J’ai grandi dans un environnement où il n’a jamais été question d’un retour au Cambodge. Surtout pas. On m’en donnait d’ailleurs toujours l’image très sombre d’un pays qu’ils ont dû fuir. C’était comme si mes parents faisaient tout ce qu’ils pouvaient pour m’enlever toute envie d’y aller. Mais quand on ferme une porte à double tour, on souhaite toujours l’ouvrir pour voir ce qu’il y a derrière.

Davy Chou, réalisateur

PHOTO PATRICIA DE MELO MOREIRA, ARCHIVES AGENCE FRANCE-PRESSE

Park Ji-Min, interprète du rôle principal de Retour à Séoul, et Davy Chou à Cannes, en mai dernier

Une espèce de phénomène d’aveuglement volontaire a fait en sorte que Davy Chou a vu seulement après le tournage de Retour à Séoul les parallèles entre l’histoire racontée dans son film et la sienne.

« Je crois que j’avais besoin de ne pas y penser pour écrire et réaliser ce film, fait-il remarquer. Autrement, j’aurais trouvé ça trop vulgaire, trop attendu, trop personnel. Et je ne l’aurais pas fait. On ne se demande pas non plus si ce qu’on est train de réaliser va plaire ou pas. On fait d’abord le film qu’on veut faire en espérant qu’il ait un écho. Là, je constate que Retour à Séoul provoque beaucoup d’émotion, beaucoup de sentiment de reconnaissance, dans un monde où l’on est aujourd’hui obsédé par les questions d’identité. »

Gare au biais masculin

Retour à Séoul est aussi construit autour du parcours d’une jeune femme prénommée Freddie. Son interprète Park Ji-Min, une artiste-plasticienne qui, ici, fait ses débuts au cinéma, a souvent mis en garde le cinéaste à propos de son parti pris masculin.

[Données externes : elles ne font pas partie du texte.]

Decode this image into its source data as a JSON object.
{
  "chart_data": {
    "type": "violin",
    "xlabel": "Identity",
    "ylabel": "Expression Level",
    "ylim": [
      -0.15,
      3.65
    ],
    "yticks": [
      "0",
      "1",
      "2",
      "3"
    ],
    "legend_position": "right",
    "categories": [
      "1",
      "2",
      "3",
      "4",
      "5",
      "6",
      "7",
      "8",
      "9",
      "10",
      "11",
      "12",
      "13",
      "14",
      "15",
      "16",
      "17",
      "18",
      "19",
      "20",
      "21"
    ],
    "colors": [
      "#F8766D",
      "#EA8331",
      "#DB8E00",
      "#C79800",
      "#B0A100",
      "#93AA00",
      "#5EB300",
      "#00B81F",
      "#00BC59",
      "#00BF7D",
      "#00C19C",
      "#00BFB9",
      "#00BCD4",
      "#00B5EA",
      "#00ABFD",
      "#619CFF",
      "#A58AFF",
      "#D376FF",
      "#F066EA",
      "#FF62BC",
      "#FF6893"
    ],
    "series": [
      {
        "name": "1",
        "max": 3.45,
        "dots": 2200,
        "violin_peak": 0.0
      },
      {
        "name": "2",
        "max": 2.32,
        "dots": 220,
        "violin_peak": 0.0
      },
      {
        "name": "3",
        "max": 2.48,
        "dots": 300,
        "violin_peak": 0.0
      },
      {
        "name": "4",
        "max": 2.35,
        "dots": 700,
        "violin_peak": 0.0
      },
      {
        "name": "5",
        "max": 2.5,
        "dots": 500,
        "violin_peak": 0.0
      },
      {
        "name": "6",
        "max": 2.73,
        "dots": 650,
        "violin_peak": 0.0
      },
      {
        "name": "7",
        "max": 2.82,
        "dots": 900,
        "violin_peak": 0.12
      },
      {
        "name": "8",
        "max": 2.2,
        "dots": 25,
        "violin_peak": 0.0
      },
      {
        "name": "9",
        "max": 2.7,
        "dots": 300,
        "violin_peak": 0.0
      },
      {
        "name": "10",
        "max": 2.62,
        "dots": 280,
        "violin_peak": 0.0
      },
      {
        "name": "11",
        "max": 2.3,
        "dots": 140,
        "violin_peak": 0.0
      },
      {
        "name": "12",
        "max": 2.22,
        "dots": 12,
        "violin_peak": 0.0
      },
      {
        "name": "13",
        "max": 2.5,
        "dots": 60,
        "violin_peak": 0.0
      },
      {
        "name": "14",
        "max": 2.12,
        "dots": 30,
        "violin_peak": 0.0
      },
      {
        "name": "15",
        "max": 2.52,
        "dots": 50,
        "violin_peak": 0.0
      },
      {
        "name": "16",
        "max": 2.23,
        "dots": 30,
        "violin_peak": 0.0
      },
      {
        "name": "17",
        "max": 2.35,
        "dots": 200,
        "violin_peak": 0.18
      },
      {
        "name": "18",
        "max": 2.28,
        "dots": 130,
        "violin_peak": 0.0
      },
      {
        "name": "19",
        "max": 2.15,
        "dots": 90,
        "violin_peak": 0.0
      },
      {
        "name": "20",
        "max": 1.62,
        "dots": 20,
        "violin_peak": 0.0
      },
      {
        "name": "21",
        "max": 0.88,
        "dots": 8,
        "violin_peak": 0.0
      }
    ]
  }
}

« Park Ji-Min m’a bousculé dès le travail de répétition en me demandant de me justifier sur la caractérisation du personnage de Freddie, sur ses agissements, pratiquement à chaque scène, à chaque réplique. Ce n’était pas facile, mais ses questions ont été à la fois bénéfiques et essentielles pour la construction d’un personnage réel et complexe, qui ne serait pas uniquement le fantasme d’un réalisateur mec. Je lui suis reconnaissant d’avoir pu faire ce travail de déconstruction avec elle. »

Retour à Séoul prendra l’affiche le 3 mars.

Les frais de voyage ont été payés par Unifrance.